Les USA demeurent le plus gros producteur avec une moyenne proche de 13,5 MMB/jour, mais donnent l’impression qu’il s’agirait plutôt d’un pic ou d’un plateau durable à moyen terme comme le laissent prévoir plusieurs facteurs.

  • On constate qu’entre 2024 et 2025, il y a des signes important d’épuisement des capacités de production du pétrole de schiste US. Malgré les pressions du Président Trump (« Drill baby drill », il est peu probable que le niveau de production US actuel se poursuive encore au-delà d’une décennie, à moins de progrès technologiques pouvant accroitre la récupération (fracturations plus efficaces, EOR par l’injection de CO2, ou alors mise en production de nouveaux schistes moins performant), mais nécessitant des investissements plus importants et par conséquent un prix du baril plus haut que l’actuel. Or ce prix élevé est combattu par le président Trump lui-même, non souhaité par les pays les plus gros consommateurs/importateurs, et auquel meme les grandes compagnies productrices n’y croient plus.

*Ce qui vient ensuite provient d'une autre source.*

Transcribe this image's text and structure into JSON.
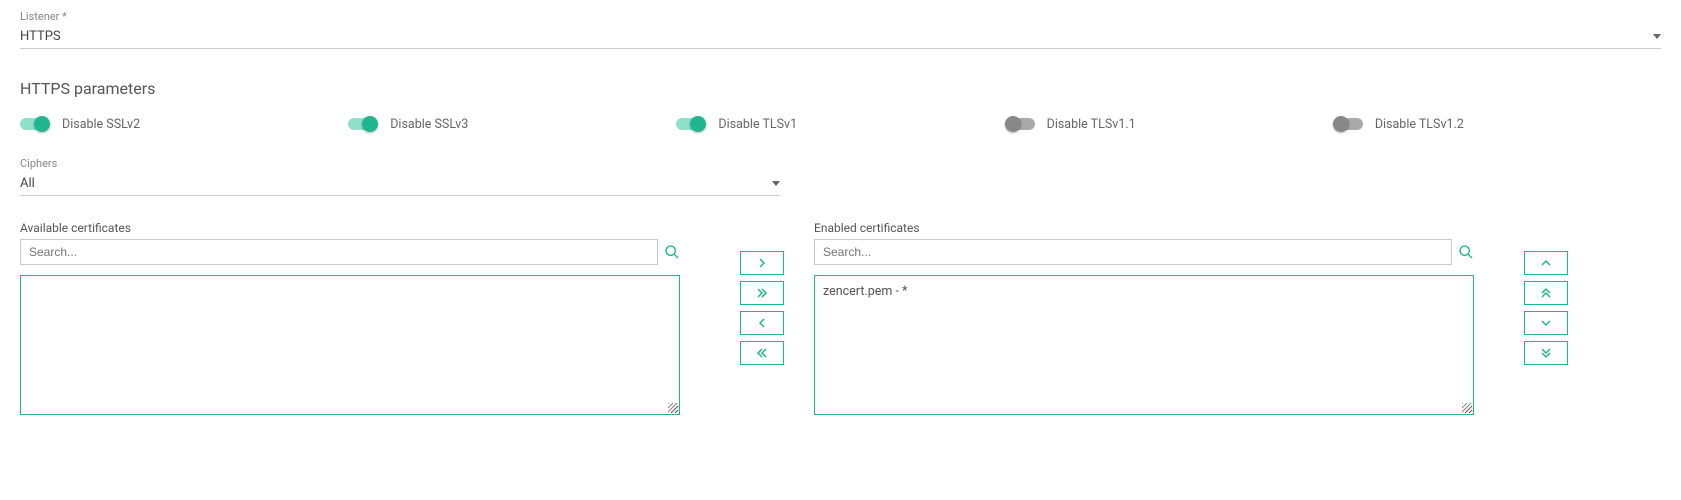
{
  "listener": {
    "label": "Listener *",
    "value": "HTTPS"
  },
  "section_title": "HTTPS parameters",
  "toggles": [
    {
      "label": "Disable SSLv2",
      "on": true
    },
    {
      "label": "Disable SSLv3",
      "on": true
    },
    {
      "label": "Disable TLSv1",
      "on": true
    },
    {
      "label": "Disable TLSv1.1",
      "on": false
    },
    {
      "label": "Disable TLSv1.2",
      "on": false
    }
  ],
  "ciphers": {
    "label": "Ciphers",
    "value": "All"
  },
  "available": {
    "label": "Available certificates",
    "search_placeholder": "Search...",
    "items": []
  },
  "enabled": {
    "label": "Enabled certificates",
    "search_placeholder": "Search...",
    "items": [
      "zencert.pem - *"
    ]
  },
  "icons": {
    "right": "›",
    "right_all": "»",
    "left": "‹",
    "left_all": "«",
    "up": "ˆ",
    "up_all": "ˆˆ",
    "down": "ˇ",
    "down_all": "ˇˇ"
  }
}
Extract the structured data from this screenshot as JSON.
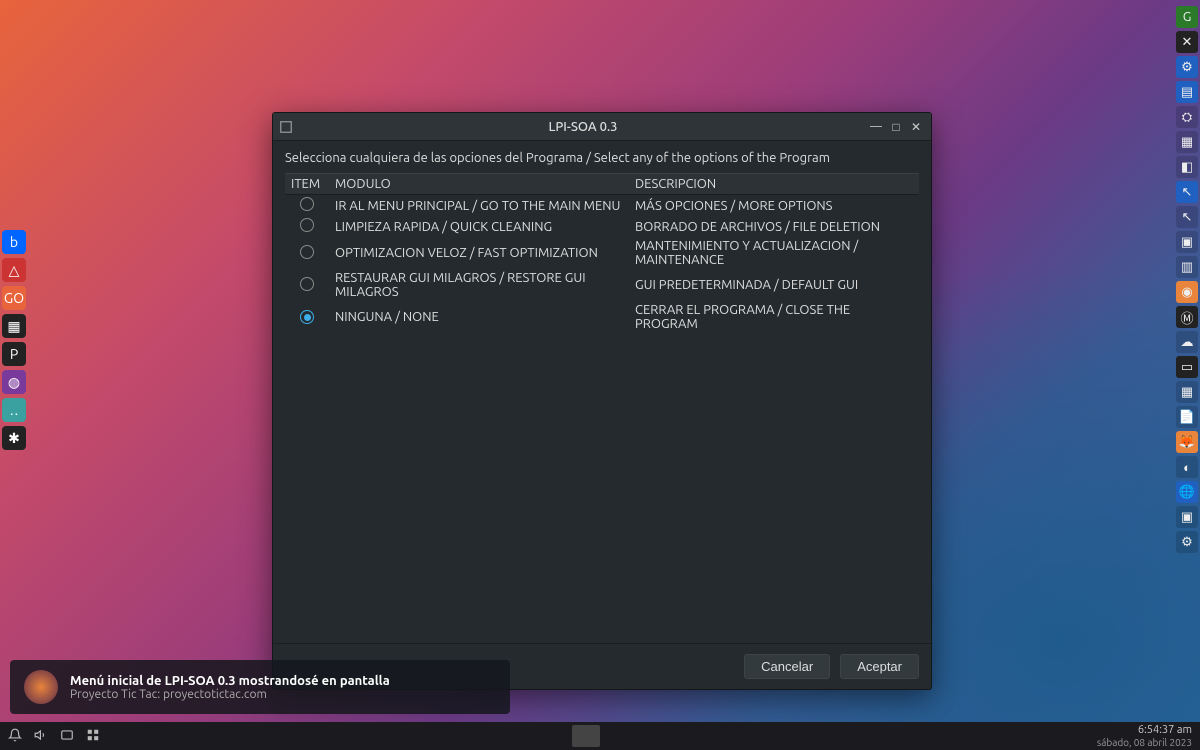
{
  "dialog": {
    "title": "LPI-SOA 0.3",
    "instruction": "Selecciona cualquiera de las opciones del Programa / Select any of the options of the Program",
    "columns": {
      "item": "ITEM",
      "modulo": "MODULO",
      "descripcion": "DESCRIPCION"
    },
    "options": [
      {
        "modulo": "IR AL MENU PRINCIPAL / GO TO THE MAIN MENU",
        "descripcion": "MÁS OPCIONES / MORE OPTIONS",
        "selected": false
      },
      {
        "modulo": "LIMPIEZA RAPIDA / QUICK CLEANING",
        "descripcion": "BORRADO DE ARCHIVOS  / FILE DELETION",
        "selected": false
      },
      {
        "modulo": "OPTIMIZACION VELOZ / FAST OPTIMIZATION",
        "descripcion": "MANTENIMIENTO Y ACTUALIZACION / MAINTENANCE",
        "selected": false
      },
      {
        "modulo": "RESTAURAR GUI MILAGROS / RESTORE GUI MILAGROS",
        "descripcion": "GUI PREDETERMINADA / DEFAULT GUI",
        "selected": false
      },
      {
        "modulo": "NINGUNA / NONE",
        "descripcion": "CERRAR EL PROGRAMA / CLOSE THE PROGRAM",
        "selected": true
      }
    ],
    "buttons": {
      "cancel": "Cancelar",
      "accept": "Aceptar"
    }
  },
  "toast": {
    "title": "Menú inicial de LPI-SOA 0.3 mostrandosé en pantalla",
    "subtitle": "Proyecto Tic Tac: proyectotictac.com"
  },
  "panel": {
    "time": "6:54:37 am",
    "date": "sábado, 08 abril 2023"
  },
  "left_dock": [
    "b",
    "△",
    "GO",
    "▦",
    "P",
    "◍",
    "‥",
    "✱"
  ],
  "right_tray": [
    "G",
    "✕",
    "⚙",
    "▤",
    "⛭",
    "▦",
    "◧",
    "↖",
    "↖",
    "▣",
    "▥",
    "◉",
    "Ⓜ",
    "☁",
    "▭",
    "▦",
    "📄",
    "🦊",
    "◐",
    "🌐",
    "▣",
    "⚙"
  ]
}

  • Pendant ce temps, les échanges énergétiques à travers le monde sont en pleine mutation, notamment ceux concernant les pays d’Asie les plus gros consommateurs et importateurs de pétrole, qui s’orientent vers un pétrole ou gaz naturel pas chers à partir de la Russie, du Moyen Orient, ou encore de nouvelles régions productrices dont l’Afrique et l’Amérique du Sud.
  • Les plus grandes compagnies pétrolières et gazières, y compris celles des USA, sont en train de modifier parfois de façon importante leurs stratégies en remettant en cause leurs modèles de transition énergétique, avec plus d’investissement sur les hydrocarbures partout où ils se trouvent (Afrique et Amérique du Sud), y compris ceux non conventionnels, susceptibles de remplacer à l’avenir les productions du schiste des USA.
  • La stratégie de l’OPEP+ semble quant à elle, focalisée sur une augmentation continue et modeste de sa production autour de 137000 barils/jour (Octobre 2025), correspondant à un véritable changement vers la défense de parts de marché plutôt qu’une augmentation du prix du baril ou au moins sa stabilisation sur une moyenne consensuelle entre ses membres.

Il est par conséquent peu probable que le marché pétrolier puisse etre en mesure de revenir à des prix supérieurs à 65 ou 70 $ à moyen terme, à moins d’un bouleversement important du contexte géopolitique actuel. On constate meme qu’au moindre signe de détente sur les deux fronts qui existent actuellement au niveau de l’Europe (Conflit Ukraine-Russie) ou du Moyen Orient, le baril chute immédiatement vers 60$.